I actually hope for scraps. It is great to see where I have been in my sewing. I relive the projects I have worked on – the ease or difficulty it was to sew with the fabric and such things. I used to keep them in a drawer and look through them every so often in the guise of organizing them. Now, I actually have an idea for true organization of my scraps, and now I can display it! That’s where the Memory Scarf comes in.

Supplies:

  • Scraps, lots of scraps
  • Scissors, rotary cutter, or pinking shears
  • Cardboard square/rectangle measured to a dimension you like. In fact, any shape that you like works. I used 5×5.5 because I had a random rectangle that size.
  • Sewing machine
  • Thread
  • Fray check, optional

First, you’ll want to cut your scraps into a more uniform shape. They don’t have to be uniform, but in the end you will want to be able to see all of your scraps.

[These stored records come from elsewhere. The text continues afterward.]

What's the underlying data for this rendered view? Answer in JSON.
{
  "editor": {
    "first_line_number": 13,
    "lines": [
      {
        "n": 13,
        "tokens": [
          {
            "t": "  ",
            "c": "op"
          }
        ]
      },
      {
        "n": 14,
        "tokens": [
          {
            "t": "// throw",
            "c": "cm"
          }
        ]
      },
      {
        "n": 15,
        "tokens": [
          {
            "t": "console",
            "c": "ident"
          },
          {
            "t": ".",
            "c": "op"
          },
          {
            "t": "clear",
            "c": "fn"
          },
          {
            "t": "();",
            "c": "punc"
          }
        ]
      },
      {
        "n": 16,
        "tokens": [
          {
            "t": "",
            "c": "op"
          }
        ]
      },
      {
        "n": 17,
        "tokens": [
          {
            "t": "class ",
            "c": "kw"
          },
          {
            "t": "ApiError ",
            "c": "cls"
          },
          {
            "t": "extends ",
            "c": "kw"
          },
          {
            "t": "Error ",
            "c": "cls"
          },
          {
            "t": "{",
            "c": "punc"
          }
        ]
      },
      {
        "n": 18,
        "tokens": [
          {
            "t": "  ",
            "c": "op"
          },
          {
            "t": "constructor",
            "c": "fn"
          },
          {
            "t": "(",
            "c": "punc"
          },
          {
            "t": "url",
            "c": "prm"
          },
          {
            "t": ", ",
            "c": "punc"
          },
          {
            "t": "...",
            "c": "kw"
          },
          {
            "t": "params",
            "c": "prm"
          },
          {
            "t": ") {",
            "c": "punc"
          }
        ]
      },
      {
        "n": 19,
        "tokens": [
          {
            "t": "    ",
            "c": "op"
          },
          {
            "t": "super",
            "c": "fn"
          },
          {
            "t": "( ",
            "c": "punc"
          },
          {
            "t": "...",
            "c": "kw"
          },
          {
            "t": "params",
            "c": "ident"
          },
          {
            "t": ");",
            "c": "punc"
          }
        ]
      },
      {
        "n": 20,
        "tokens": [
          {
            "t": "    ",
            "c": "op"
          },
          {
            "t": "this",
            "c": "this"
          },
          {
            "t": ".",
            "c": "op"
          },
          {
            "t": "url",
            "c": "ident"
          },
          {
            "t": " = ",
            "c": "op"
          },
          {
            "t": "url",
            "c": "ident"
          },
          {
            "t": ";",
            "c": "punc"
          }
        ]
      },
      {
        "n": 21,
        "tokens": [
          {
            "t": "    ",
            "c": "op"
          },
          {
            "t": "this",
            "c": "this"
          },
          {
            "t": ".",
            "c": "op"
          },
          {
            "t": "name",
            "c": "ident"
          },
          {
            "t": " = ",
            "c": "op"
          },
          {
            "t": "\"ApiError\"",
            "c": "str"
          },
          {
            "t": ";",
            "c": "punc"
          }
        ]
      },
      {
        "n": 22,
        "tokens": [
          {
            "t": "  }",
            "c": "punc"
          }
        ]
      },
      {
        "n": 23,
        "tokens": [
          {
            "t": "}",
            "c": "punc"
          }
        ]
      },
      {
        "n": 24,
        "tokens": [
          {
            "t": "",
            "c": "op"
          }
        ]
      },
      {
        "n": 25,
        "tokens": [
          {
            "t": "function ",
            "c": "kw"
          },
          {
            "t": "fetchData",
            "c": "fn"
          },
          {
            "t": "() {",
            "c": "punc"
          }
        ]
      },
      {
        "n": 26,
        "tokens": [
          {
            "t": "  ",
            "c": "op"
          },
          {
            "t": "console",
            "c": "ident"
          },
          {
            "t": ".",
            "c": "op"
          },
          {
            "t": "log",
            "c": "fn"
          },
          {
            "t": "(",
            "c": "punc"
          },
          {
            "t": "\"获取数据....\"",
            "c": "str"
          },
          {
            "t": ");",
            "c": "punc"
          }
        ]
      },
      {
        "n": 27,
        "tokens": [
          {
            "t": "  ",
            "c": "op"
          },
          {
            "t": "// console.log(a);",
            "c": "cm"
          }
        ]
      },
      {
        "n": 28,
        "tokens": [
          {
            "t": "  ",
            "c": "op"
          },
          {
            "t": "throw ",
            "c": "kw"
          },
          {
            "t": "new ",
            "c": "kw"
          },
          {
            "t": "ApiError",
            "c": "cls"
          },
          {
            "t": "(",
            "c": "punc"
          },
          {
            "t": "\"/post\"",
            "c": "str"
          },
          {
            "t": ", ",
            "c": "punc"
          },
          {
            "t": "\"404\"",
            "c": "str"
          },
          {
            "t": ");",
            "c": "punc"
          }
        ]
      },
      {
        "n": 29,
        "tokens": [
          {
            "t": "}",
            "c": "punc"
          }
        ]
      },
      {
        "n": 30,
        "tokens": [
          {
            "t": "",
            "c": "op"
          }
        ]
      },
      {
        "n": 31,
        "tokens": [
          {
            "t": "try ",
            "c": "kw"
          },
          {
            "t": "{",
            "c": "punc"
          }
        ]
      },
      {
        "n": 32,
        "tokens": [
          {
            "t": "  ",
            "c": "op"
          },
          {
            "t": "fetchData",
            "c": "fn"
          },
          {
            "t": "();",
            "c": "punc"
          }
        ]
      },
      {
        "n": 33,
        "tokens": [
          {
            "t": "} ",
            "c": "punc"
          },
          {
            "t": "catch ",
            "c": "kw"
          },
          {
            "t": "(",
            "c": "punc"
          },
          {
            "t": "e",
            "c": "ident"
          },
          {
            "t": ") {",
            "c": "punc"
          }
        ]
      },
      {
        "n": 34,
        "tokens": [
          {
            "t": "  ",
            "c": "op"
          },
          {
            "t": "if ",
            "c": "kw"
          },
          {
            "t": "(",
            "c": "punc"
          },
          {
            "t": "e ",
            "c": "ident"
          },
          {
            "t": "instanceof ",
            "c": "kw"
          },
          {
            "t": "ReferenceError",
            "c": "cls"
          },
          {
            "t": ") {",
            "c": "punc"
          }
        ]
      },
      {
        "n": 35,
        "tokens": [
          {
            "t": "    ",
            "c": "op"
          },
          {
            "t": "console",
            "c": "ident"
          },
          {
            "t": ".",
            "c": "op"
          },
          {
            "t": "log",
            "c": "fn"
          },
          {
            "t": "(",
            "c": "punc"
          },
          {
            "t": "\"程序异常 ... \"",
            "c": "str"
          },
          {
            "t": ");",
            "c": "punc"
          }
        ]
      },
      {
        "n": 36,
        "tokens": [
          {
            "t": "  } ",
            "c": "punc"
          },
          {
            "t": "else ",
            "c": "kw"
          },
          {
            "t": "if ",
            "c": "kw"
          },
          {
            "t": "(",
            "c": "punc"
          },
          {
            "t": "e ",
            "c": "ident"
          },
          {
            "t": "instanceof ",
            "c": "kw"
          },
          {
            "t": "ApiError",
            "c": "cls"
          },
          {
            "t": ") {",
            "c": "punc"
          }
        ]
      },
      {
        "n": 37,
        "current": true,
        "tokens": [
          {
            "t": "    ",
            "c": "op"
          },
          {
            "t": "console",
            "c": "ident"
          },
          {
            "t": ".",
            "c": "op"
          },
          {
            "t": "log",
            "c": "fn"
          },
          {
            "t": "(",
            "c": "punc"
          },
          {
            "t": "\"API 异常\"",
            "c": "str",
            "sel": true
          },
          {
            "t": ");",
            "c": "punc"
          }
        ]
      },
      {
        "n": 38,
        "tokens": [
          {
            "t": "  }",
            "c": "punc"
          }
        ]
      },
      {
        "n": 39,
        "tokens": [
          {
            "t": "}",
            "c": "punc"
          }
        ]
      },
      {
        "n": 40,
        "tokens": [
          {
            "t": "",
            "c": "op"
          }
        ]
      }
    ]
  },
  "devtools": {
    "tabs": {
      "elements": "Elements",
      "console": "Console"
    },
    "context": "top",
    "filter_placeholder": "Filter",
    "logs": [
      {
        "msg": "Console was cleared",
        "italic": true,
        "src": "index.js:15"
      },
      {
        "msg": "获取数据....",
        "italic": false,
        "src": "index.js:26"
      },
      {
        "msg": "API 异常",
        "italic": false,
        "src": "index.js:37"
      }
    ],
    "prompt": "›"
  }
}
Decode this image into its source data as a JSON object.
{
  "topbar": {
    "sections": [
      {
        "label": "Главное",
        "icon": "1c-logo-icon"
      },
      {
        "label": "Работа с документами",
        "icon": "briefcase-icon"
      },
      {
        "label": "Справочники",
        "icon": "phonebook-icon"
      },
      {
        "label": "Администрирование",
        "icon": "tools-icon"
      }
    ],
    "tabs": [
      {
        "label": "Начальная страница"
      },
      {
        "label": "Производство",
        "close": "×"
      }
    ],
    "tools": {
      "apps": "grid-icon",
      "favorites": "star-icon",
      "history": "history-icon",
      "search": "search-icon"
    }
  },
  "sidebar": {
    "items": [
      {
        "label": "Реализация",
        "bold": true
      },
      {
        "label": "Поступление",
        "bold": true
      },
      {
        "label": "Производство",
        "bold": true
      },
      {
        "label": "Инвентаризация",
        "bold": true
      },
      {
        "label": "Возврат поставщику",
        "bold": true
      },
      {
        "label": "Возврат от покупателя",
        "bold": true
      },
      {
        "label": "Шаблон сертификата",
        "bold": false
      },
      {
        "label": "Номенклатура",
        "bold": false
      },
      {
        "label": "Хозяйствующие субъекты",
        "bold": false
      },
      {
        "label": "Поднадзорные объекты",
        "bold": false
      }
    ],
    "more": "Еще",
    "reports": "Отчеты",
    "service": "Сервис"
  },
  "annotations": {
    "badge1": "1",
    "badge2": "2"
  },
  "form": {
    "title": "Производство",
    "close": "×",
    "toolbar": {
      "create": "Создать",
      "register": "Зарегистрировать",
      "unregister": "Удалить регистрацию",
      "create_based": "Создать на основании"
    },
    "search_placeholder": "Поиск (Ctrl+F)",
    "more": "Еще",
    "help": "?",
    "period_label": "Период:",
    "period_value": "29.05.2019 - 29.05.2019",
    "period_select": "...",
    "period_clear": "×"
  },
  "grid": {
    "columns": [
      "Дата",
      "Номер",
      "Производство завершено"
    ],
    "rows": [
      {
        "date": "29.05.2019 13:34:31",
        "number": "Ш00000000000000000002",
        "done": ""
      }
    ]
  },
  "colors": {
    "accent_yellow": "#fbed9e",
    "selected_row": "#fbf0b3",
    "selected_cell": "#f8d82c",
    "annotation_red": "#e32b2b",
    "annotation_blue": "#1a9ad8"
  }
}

If you want to use fray check, do that after cutting and before sewing.

scraps

Make the majority of your scraps uniform in size and shape. An odd piece placed every so often can create visual interest.

Next, line up your scraps in a way that is aesthetically pleasing to you. You want to layer them one on top of another at intervals of about an inch.

Sew through your scraps. I sew mine on a diagonal. You want to place each so that at least an inch of every fabric shows. However, you can’t go wrong here. Do what pleases you.

Sew through your scraps, allowing at least an inch of each fabric to show.

Sew through your scraps, allowing at least an inch of each fabric to show.

As for finishing, you aren’t really going to finish it as you will always have new scraps to add. Just add to it. I plan to hang mine from the ceiling of my sewing room, eventually.

Now, it’s your turn. What will you use for your scarf? How will you piece it together?